The quantum dynamics of a $\hat{\mathbf{J}}^2=(\hat{\mathbf{j}}_1+\hat{\mathbf{j}}_2)^2$-conserving Hamiltonian model describing two coupled spins $\hat{\mathbf{j}}_1$ and $\hat{\mathbf{j}}_2$ under controllable and fluctuating time-dependent magnetic fields is investigated. Each eigenspace of $\hat{\mathbf{J}}^2$ is dynamically invariant and the Hamiltonian of the total system restricted to any one of such $(j_1+j_2)-|j_1-j_2|+1$ eigenspaces, possesses the SU(2) structure of the Hamiltonian of a single fictitious spin acted upon by the total magnetic field. We show that such a reducibility holds regardless of the time dependence of the externally applied field as well as of the statistical properties of the noise, here represented as a classical fluctuating magnetic field.
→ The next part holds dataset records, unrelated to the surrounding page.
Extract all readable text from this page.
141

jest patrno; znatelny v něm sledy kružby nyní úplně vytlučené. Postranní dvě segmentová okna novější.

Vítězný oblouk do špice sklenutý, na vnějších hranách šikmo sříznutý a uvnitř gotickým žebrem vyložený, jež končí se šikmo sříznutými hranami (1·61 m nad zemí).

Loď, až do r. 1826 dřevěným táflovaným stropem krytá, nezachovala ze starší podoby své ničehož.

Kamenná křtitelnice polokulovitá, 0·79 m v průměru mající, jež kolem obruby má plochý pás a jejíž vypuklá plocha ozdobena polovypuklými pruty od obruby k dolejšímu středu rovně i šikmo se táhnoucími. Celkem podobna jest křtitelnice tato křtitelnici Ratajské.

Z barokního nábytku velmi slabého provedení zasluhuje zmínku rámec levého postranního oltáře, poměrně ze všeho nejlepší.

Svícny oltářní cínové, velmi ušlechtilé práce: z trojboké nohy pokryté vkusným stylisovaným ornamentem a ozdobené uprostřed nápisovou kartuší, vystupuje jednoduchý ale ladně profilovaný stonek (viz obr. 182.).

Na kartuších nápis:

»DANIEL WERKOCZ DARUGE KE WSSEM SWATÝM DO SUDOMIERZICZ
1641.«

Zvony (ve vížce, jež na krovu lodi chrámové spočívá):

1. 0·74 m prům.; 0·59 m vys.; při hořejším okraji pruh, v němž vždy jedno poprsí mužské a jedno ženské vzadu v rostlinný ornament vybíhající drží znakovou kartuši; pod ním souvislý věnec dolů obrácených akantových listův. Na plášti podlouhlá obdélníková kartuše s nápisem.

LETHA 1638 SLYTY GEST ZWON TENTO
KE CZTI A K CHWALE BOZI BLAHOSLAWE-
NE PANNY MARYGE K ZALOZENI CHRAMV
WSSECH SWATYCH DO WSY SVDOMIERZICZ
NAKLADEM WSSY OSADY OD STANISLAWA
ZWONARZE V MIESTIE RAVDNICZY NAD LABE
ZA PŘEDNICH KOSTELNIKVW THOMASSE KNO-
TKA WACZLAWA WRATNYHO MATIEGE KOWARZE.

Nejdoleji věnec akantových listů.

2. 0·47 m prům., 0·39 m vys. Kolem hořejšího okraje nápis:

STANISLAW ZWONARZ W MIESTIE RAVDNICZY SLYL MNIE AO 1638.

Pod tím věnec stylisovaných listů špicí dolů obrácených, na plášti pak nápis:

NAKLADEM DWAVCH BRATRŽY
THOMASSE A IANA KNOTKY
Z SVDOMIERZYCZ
The time evolution of the joint transition probabilities of the two spins $\hat{\mathbf{j}}_1$ and $\hat{\mathbf{j}}_2$ between two prefixed factorized states is examined, bringing to light peculiar dynamical properties of the system under scrutiny. When the noise-induced non-unitary dynamics of the two coupled spins is properly taken into account, analytical expressions for the joint Landau-Zener transition probabilities are reported. The possibility of extending the applicability of our results to other time-dependent spin models is pointed out.